Peygamberimizin (asm) mescidini temizleyen siyah bir kadın vardır, hiçkimsenin ilgisini çekmez, o sadece bir Nebi’nin mekanını temizler, siler, süpürür. Bir zaman görünmez. Peygamberimiz (asm) sorar, “o kadın nerede?” “Ya Resullallah öldü“ derler. Efendimiz (asm) bu habere o kadar üzüldü ki, ashabına şöyle sitem etti. “Bana neden haber vermediniz?” Oysa ki o kadın sıradan zavallı bir kadındı, Efendimizi (asm) niçin onun cenazesiyle meşgul edelim ki diye düşünmüşlerdi. Peygamberimiz (asm) üzüldü ”Bana onun mezarını gösterin“ buyurdu. Mezarı Ona (asm) gösterdiler geldi ve orada cenaze namazını kıldı.

Söylediklerini değil söylemediklerini nasıl içine hapsetmiştir, neler düşünmüştür, neler düşünmüştür? İşte alem hürmetine yaratılan Allah Resulünün (asm) ruhu, işte ashabının ruhu, aradaki farkı görüyor muyuz?

Bir ülkenin başbakanı ameliyat masasına yatacaktır, onu masadan kaldırmamak için gayret gösterirler. O nedense vazgeçer bir doktor “nereye gitti bu adam“ diye hayıflanır. Biz de ruhu sorgulayalım. Bu nasıl ruhtur? Ruhun masadı din, din masadı ile bilenmiş bir ruh. Halbuki müminin, imanı ve ruhu bakın nedir? Adeta mü’minin imanı, mü’minin ruhunda bir cennet-i mâneviye hükmüne geçiyor.” Özel bir cennet olan ruh nerede bu cehennemi günleri yaşatanların ruhlarının cehennemi nerede…

Bir otelde kalan cumhurbaşkanını öldürmek için pilotlar gönderilir, onu ararlar bulamazlar, birkaç dakika ile emellerine varamazlar. Bu nasıl ruhtur? Bin yıldır İslamın bayraktarlığını yapmış milletin içinden nasıl böyle bir ruh çıkmıştır ortaya? Bu ruhu hangi ruhsuz telkinleri ile hazırlamıştır? Neden Erdoğan? Bin yıllık destani hayatımızda böyle bir olay yok, hangi tezgahta bu ruh biçimlendirilmiş veya biçimlendirilmemiş? Öyle ya ortada bir biçim yok. Çarpışan otomobillerin kazadan sonraki halinin görüntüsü gibi bir ruh. Pazarlarda çürüdüğü için bir kenara atılan meyve ve sebzelere benzer bir ruh.

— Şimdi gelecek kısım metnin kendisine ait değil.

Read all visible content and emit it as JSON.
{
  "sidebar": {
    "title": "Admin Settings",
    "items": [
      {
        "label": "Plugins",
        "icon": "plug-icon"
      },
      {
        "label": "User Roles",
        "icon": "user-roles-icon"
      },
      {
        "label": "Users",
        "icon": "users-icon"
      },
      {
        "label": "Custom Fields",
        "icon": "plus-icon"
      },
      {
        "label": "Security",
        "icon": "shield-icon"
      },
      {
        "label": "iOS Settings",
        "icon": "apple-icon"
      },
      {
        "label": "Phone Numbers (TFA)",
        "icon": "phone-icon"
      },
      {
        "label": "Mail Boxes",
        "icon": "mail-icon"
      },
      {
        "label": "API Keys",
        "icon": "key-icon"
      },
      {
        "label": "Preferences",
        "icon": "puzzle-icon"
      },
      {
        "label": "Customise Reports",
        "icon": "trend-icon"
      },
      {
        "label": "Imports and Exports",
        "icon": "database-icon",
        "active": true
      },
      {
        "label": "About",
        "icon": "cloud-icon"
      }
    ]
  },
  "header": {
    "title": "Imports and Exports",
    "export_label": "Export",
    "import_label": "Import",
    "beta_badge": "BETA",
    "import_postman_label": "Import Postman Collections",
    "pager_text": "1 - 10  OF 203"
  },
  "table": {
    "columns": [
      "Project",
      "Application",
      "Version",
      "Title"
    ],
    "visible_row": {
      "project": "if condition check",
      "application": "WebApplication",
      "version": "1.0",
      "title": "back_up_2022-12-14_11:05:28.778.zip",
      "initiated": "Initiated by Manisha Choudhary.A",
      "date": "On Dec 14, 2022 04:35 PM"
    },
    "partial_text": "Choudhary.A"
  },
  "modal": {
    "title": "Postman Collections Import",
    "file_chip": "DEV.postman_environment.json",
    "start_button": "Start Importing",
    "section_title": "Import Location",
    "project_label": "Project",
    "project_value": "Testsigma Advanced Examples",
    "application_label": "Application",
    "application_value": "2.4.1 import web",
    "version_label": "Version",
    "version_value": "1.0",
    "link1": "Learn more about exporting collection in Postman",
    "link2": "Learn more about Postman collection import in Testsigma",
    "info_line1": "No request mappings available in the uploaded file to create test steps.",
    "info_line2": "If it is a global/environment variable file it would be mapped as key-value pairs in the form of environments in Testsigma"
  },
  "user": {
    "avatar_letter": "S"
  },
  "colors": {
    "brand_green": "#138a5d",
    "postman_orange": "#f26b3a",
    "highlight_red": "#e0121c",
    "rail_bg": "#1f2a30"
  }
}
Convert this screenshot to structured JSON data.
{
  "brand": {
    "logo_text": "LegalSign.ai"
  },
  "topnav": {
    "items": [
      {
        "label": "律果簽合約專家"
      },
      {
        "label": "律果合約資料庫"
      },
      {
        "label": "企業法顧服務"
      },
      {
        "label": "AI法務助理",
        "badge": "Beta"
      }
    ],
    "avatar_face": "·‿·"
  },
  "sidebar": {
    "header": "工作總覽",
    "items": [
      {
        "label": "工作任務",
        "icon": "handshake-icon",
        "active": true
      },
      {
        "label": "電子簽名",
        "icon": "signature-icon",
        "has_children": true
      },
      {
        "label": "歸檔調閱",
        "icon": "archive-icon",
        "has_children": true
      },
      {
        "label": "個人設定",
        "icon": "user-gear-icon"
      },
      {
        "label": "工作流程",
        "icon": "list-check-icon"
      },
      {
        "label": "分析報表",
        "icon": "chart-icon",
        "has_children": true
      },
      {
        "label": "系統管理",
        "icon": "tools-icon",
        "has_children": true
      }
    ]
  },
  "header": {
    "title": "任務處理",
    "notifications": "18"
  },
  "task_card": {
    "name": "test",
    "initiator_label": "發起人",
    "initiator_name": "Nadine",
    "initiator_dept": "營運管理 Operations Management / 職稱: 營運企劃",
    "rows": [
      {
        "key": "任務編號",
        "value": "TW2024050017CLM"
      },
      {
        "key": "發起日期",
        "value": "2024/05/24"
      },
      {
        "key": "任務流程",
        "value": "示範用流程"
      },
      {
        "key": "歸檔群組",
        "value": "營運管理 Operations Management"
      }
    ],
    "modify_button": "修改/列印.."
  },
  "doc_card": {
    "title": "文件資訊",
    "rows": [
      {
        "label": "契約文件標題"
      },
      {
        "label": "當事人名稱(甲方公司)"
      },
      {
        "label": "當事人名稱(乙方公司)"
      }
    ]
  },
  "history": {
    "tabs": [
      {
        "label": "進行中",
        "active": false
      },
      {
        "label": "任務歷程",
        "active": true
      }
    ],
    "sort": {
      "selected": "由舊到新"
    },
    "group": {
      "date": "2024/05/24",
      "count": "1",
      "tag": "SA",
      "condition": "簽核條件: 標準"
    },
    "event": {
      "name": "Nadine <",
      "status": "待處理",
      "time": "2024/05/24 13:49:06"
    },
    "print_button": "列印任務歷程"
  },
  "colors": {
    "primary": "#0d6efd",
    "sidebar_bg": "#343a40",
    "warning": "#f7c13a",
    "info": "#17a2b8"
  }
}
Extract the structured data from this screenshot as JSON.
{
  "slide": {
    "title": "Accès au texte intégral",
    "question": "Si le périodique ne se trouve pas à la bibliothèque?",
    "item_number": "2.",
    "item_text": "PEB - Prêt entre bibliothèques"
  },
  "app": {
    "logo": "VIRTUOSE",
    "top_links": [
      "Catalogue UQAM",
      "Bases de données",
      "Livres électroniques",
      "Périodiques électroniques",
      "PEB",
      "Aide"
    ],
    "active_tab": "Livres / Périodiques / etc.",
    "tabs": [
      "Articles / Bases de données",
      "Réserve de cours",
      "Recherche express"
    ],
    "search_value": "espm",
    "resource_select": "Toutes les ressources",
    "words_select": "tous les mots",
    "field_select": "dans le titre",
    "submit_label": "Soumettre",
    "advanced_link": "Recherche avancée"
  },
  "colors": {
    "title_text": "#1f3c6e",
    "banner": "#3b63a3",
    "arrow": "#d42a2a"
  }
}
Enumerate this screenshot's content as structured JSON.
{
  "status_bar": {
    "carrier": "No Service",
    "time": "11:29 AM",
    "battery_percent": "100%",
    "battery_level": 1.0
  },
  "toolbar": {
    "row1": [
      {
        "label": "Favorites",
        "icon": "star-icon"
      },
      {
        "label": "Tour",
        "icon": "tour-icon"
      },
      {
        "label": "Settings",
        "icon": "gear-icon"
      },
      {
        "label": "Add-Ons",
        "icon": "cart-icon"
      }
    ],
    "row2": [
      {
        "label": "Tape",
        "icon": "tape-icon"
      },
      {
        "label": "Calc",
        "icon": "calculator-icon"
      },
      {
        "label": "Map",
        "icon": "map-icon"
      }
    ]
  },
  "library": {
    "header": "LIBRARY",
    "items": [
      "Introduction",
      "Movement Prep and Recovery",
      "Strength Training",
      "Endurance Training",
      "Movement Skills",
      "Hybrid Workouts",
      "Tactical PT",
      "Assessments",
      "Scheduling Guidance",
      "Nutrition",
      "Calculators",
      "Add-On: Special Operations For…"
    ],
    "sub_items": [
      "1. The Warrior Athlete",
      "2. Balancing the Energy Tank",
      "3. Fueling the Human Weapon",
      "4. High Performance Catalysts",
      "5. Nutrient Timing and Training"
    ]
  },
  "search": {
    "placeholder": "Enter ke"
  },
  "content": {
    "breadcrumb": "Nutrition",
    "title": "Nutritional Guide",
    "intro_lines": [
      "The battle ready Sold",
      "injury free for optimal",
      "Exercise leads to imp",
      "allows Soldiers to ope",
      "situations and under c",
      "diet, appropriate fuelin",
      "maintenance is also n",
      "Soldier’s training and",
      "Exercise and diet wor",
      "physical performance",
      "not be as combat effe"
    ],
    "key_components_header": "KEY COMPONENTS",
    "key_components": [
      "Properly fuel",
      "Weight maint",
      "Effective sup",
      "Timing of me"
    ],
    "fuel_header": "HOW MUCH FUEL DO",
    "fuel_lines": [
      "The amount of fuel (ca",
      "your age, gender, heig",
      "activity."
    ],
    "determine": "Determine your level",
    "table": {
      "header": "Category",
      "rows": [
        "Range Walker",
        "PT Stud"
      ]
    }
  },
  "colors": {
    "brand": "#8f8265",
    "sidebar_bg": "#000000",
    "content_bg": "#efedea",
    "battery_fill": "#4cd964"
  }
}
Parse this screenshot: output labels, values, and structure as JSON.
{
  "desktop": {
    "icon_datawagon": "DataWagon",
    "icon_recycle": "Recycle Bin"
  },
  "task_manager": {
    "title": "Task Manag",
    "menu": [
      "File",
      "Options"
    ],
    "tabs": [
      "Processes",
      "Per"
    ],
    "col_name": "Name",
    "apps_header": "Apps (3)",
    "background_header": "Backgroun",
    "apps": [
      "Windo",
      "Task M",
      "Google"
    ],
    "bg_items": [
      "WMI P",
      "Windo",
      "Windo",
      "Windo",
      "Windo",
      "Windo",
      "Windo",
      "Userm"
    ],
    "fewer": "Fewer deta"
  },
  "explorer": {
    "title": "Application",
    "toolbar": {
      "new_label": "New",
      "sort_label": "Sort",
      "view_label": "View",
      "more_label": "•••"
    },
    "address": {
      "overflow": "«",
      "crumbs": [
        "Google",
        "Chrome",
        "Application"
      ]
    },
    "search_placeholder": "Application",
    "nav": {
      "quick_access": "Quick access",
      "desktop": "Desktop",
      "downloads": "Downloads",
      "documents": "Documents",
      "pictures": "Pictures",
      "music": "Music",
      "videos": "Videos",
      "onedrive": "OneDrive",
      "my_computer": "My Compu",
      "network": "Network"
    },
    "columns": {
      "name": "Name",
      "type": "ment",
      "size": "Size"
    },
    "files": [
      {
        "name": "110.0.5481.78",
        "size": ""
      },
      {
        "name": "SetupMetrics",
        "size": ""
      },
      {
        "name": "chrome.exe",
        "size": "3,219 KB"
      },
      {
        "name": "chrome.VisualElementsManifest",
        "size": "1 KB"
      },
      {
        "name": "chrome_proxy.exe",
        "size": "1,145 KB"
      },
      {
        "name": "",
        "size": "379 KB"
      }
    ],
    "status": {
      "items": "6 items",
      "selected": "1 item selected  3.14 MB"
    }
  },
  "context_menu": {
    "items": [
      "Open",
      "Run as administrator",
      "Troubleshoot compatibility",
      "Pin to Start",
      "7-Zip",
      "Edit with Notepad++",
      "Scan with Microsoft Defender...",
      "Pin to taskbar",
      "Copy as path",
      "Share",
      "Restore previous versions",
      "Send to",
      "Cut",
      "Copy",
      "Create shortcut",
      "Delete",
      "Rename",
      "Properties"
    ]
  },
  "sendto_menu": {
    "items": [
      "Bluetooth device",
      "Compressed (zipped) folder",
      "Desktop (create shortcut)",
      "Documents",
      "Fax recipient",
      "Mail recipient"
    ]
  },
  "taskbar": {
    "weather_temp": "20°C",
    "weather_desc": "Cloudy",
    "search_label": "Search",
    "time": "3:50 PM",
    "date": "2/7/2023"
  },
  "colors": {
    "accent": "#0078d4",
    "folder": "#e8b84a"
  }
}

Bir milletin iradesinin sembolü Büyük Millet Meclisi, o meclisi bombalayan pilotlar... Keşke bu olayı yaşamasaydık, bin kere alt alta yaz ve oku, hazmedilmesi imkansız bir cümle. Ya o milletvekillerinin üstüne düşseydi, ne olurdu? Bu kadar insanı katletmeye yeltenen, bir mekanı hayret edilecek şekilde tahrip eden ruh. Ruh sınıflandırmaları yapalım bu ruhu nereye koyalım? Bir fantastik tiyatroda, ahirete büyük büyük bir zalim gider, diğer zalimler ona ayağı kalkar ve derler “sen yaptın ki böyle bir zulmü başardın.“ Hayran hayran bakarlar o ruhsuzun ruhuna.

Bediüzzaman, sofrasındaki arkadaşı olan kaşığını sorar. “Efendim o kırıldı çöpe attık” derler. “Çabuk onu çöpten çıkarın lehimletin tekrar getirin” der Bediüzzaman. Tıpkı siyahi kadını soran Resulullah (asm) gibi. “İnsanoğlu ne kadar vefasız” der.

İonescu bir tiyatrosunda eşya ve insan münasebetini sorgular. Bir adam evine gider kapıyı açar bakar ki eşyaları yürüyerek dışarı çıkıyorlar. “Nereye” der. Onlar, “bize o kadar kötü davrandın ki seninle yaşamak mümkün değil artık” diye cevap verirler. Ben eşyaların ruhuna inanıyorum, siz ne dersiniz.

Bitmiş floresanları çöpe atarlar, onları sorar Bediüzzaman. “Efendim çöpe attık” derler. “İnsan oğlu ne kadar vefasız bana sadakatla hizmet eden şeylere neden böyle davrandınız” diye sitem eder Bediüzzaman.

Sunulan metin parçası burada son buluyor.